Selon une étude publiée récemment sur l’appartenance religieuse des Américains, l’Islam est la religion dont la progression est la plus rapide aux Etats-Unis. Ce que beaucoup d’Américains ignorent peut-être, c’est qu’à mesure que la communauté musulmane s’élargit, le rôle de ses responsables religieux évolue.
En ce qui concerne les communautés juives et chrétiennes, leurs chefs religieux – les rabbins et les prêtres – remplissent plusieurs rôles. Ils ont un rôle de dirigeant, d’organisateur et d’officiant. Contrairement aux rabbins et aux prêtres, les imams n’endossent pas un rôle d’accompagnement pastoral : ils ne rendent pas visite aux malades et aux personnes âgées, ils ne donnent pas de conseils et ne s’occupent pas de programmes pour les jeunes. Les responsables religieux de la communauté musulmane américaine sont généralement soit formés aux Etats-Unis, où ils se concentrent sur leurs études religieuses, soit dans des institutions traditionnelles à l’étranger. Dans un cas comme dans l’autre, l’accent n’est pas mis sur l’accompagnement pastoral. Les imams ne sont pas non plus formés à s’exprimer dans les médias et aux Etats-Unis, les mosquées ne servent généralement pas de centres communautaires au même titre que les églises ou les synagogues.
Mais aujourd’hui, la nature du leadership religieux au sein de la communauté musulmane américaine est en train de changer. Les imams s’occupent d’un éventail de choses très diverses et notamment d’accompagnement pastoral et s’occupent davantage des jeunes.
Comment expliquer ce changement ? Il est sans doute lié au fait que les imams sont de plus en plus souvent des personnes nées aux Etats-Unis. Nous ne disposons pas encore de statistiques précises, mais ce facteur est confirmé par plusieurs spécialistes de l’Islam en Amérique. Mais ce changement est principalement dû à une attention croissante aux besoins des fidèles et aussi au fait que deux tiers de ceux-ci sont nés aux Etats-Unis. Un grand nombre d’entre eux considèrent le rôle pastoral du chef religieux comme faisant partie intégrante de sa fonction. Les jeunes musulmans américains attendent du clergé qu’il soit engagé et présent sur le terrain ; et le clergé pour sa part tente de répondre à cette attente.

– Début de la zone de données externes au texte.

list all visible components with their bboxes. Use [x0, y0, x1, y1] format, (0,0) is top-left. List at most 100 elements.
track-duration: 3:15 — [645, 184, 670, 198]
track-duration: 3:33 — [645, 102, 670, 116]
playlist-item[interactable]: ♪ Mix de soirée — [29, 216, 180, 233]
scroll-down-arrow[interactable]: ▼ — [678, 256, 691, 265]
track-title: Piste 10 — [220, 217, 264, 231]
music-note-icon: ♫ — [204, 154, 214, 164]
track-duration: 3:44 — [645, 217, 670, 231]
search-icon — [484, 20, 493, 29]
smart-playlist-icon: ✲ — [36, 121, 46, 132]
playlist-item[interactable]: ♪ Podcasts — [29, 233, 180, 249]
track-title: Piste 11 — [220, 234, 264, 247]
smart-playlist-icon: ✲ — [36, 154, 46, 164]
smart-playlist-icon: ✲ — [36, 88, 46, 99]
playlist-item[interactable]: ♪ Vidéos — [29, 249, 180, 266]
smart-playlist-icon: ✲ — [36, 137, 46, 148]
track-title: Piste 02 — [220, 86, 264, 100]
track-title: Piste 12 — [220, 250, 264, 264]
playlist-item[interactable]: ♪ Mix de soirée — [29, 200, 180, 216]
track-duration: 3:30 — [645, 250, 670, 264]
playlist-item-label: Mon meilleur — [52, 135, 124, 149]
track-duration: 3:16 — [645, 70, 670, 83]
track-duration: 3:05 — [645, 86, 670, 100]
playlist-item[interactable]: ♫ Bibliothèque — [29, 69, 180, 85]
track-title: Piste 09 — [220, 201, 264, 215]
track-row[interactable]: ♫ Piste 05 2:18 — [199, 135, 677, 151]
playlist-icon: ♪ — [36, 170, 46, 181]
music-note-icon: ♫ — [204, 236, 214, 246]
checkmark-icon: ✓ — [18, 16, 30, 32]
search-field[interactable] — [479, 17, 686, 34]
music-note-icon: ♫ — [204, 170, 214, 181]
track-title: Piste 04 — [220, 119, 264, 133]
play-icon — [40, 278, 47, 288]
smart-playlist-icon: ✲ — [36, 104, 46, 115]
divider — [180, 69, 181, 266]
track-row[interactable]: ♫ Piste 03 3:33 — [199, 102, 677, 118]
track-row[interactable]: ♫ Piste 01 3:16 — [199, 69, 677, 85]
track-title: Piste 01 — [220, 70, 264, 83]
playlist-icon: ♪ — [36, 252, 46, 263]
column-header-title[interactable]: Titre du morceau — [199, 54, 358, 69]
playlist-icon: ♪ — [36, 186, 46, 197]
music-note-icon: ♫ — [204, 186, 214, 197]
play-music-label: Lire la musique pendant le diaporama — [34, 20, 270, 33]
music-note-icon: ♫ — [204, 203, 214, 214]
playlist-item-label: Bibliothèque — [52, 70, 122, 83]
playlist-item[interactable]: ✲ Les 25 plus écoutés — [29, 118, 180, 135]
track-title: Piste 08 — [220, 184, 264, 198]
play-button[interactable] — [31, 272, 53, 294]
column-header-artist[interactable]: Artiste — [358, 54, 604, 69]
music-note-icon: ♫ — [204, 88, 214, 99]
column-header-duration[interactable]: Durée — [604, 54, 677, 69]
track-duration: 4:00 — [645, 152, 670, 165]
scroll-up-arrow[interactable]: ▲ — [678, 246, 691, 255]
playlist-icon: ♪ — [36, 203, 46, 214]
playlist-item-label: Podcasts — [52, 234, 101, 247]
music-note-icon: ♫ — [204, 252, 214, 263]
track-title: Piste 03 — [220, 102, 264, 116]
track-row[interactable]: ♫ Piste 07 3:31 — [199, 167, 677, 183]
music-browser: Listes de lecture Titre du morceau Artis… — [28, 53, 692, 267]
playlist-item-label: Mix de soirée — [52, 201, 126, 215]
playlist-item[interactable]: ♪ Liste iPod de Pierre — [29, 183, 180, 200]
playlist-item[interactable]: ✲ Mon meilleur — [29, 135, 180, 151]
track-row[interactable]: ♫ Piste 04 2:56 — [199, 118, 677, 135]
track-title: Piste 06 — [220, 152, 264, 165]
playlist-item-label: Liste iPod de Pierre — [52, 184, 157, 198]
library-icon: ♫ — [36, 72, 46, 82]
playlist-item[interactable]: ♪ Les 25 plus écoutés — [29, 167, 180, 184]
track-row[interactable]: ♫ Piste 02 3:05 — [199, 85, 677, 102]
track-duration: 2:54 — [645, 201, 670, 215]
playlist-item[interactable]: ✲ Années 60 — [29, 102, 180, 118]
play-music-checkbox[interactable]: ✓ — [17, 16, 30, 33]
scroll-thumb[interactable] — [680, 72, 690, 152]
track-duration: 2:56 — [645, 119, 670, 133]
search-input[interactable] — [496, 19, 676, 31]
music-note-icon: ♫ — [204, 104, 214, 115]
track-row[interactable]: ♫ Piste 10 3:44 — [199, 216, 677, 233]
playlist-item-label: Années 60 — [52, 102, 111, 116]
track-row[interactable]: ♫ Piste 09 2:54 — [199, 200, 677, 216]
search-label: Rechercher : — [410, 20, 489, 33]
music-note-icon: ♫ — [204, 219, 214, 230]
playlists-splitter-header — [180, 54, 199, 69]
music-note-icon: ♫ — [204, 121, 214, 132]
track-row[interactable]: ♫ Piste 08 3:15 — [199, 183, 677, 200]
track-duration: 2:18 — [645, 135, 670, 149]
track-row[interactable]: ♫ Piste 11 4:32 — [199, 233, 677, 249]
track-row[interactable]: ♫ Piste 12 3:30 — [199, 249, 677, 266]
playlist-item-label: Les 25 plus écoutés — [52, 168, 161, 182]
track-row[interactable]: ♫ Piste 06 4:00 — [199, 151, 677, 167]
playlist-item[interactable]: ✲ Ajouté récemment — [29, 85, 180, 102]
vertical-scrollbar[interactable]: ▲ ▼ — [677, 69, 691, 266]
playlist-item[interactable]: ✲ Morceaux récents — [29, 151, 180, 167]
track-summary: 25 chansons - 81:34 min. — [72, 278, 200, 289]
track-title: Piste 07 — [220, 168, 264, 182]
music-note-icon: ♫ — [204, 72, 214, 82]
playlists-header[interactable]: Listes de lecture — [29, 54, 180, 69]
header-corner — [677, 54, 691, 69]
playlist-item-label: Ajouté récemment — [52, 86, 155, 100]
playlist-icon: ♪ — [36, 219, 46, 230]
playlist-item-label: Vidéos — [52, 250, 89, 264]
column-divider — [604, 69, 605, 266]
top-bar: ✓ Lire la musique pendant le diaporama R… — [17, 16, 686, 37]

Les leaders religieux doivent être capables de parler dans la langue et comprendre la culture des personnes qu’ils représentent. Les imams américains ont affaire à la communauté musulmane la plus diverse du monde en terme de populations, les distinctions liées à l’ethnicité ou aux sous-groupes de l’Islam étant de moins en moins importantes dans la communauté musulmane américaine.
New York est un microcosme des changements positifs mentionnés. Khalid Latif et Khalil Abdur-Rashid, respectivement, aumôniers de l’Université de New York et de l’Université Columbia, mettent à disposition des fidèles des espaces ouverts à tous. Sunnites et chiites y prient côte à côte, formant un arc-en-ciel de races différentes.
Le cadre de l’université permet aussi aux imams de créer des programmes communautaires. Par exemple, un grand nombre d’universités organisent des «fast-a-thons», sortes d’épreuves de jeûne, se déroulant pendant le Ramadan, auxquelles les étudiants de tous milieux sont encouragés à participer, en versant notamment la somme équivalant à un repas à une association caritative. Khalid Latif et Khalil Abdur-Rashid représentent, à plusieurs égards, l’avenir du leadership musulman américain et son visage ; un leadership ouvert, intéressé aux membres de sa communauté et doté d’une formation lui permettant de remplir un large éventail de rôles.
Plus important encore : aujourd’hui, les imams travaillent avec d’autres personnes et collaborent avec des institutions. Dans le passé, les musulmans n’étaient souvent pas assez représentés dans les programmes communautaires locaux; désormais, ce n’est plus le cas. Les imams sont de plus en plus nombreux à apprendre à s’engager activement dans les communautés dans lesquelles ils vivent. Khalid Latif, par exemple, sert non seulement d’aumônier à l’Université de New York, mais aussi au sein du Département de police de la ville de New York. Encourager les imams à endosser un plus grand rôle dans la vie communautaire n’est qu’un aspect de la question. Ce qu’il faudrait – et c’est d’ailleurs, ce que l’on constate de plus en plus – c’est une collaboration de l’ensemble des acteurs de la communauté musulmane américaine. Figures religieuses, universitaires, militants et organisateurs forment ensemble l’élite émergente de la communauté musulmane américaine.
Reconnaître la nature diverse du leadership de cette communauté est dans l’intérêt de tout le monde : chacun fait ce qu’il sait faire, tout en collaborant avec d’autres personnes. Les imams musulmans américains apprennent pour leur part à accepter la diversité de leur rôle et sont en train de changer le visage de l’Islam en Amérique.